The protest came only hours before Pope Francis gathered Catholic leaders from around the world for a landmark summit at the Vatican to address the church's sex abuse crisis. Video footage showed three men attaching a rope around the statue of the late Monsignor Henryk Jankowski in the northern city of Gdansk and then pulling it down to the ground in the dark. The activists then placed children's underwear in one of the statue's hands and a small white lace church vestment worn by altar boys on the statue's body to symbolize the suffering of the young people he allegedly molested.
It was a striking act in a country where more than 90 percent of the population identifies as Roman Catholic and where the church still enjoys significant authority in public life. That position appears to be changing, however, as secularization grows along with a developing economy.
Church leaders have also alienated some Poles with their close ties to the conservative ruling party, which has been accused of eroding Poland's democratic culture and institutions. Police detained the three men and opened an investigation into whether they committed the crime of "insulting a monument."
Jankowski, who died in 2010, rose to prominence in the 1980s through his support for the pro-democracy Solidarity movement and its leader, Lech Walesa, in their struggle against Poland's communist regime. World leaders including President George H.W. Bush and British Prime Minister Margaret Thatcher visited his St. Brygida church in recognition of his anti-communist activity.
But in recent months, Polish media have carried allegations that he abused minors, mostly boys but also girls. A foundation that represents victims of abuse recently said several people have also come to them with reports of having been abused by Jankowski.
In a manifesto, the activists in Gdansk accused Jankowski of "vile" acts against young people entrusted into his care. They accused the church of "systemic complicity in the evil done to people by Henryk Jankowski" and they accused public officials of looking away from the problem.

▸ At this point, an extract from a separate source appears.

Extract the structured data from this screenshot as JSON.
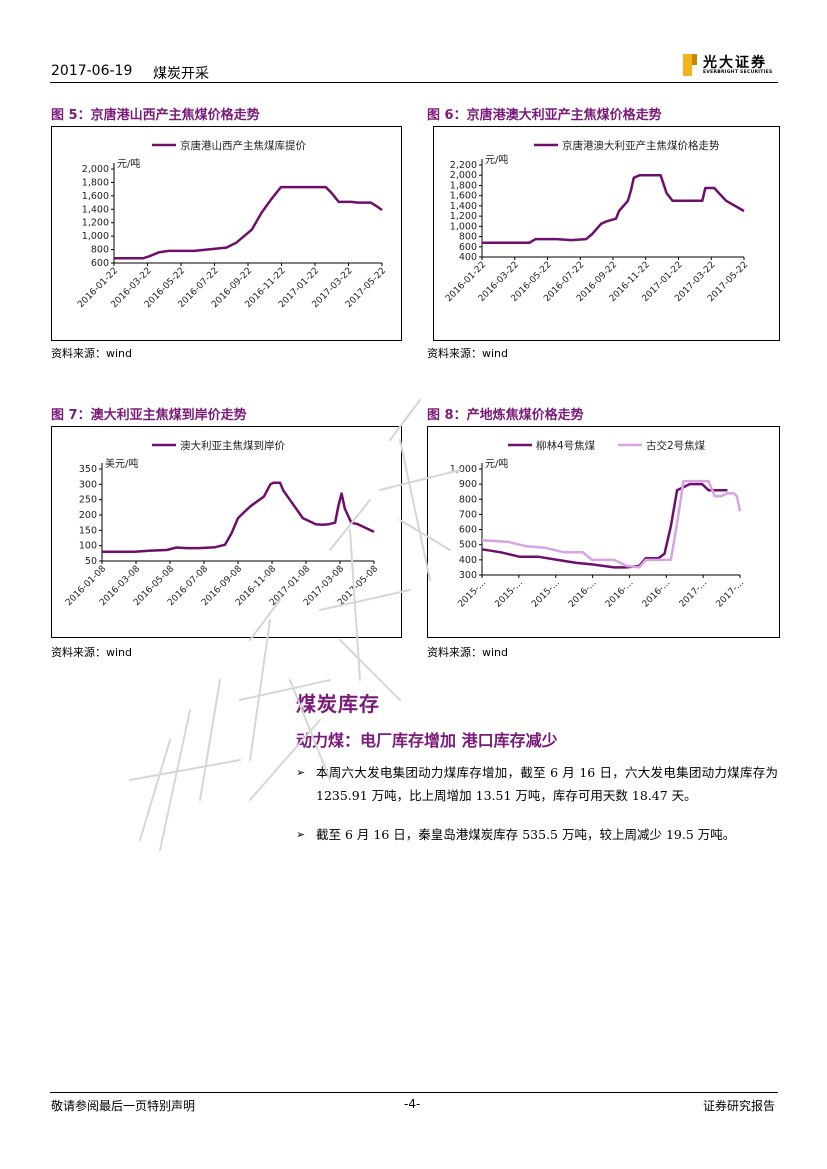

They said their own actions were in no way directed against the faithful. "Driven by concern for the common good and respect for human dignity and freedom, we undertake our action in the conviction not only of its profound rightfulness, but also of its public usefulness, and as such, we summit to the community's judgment," the manifesto said. It was signed by the three activists, Konrad Korzeniowski, Rafal R. Suszek and Michal Wojcieszczuk.
The three cushioned the fall of the statue with tires, explaining that their goal was not to physically destroy the monument but rather to upend "the false and hideous myth" of the priest. By morning, authorities had cordoned off the area and covered the statue.
City authorities said they will not return the monument to its place, but will put it in storage. An official said the base was damaged and it would not be safe to re-erect. The city, in any case, has been seeking to remove the statue using legal procedures.
The Polish Bishops' Conference released a statement Thursday which did not mention the action, but which vowed "zero tolerance" of pedophilia. It said it has been working for 10 years to fight the problem of clergy abuse.
"The Catholic Church is the most advanced institution in this field in our country," it said.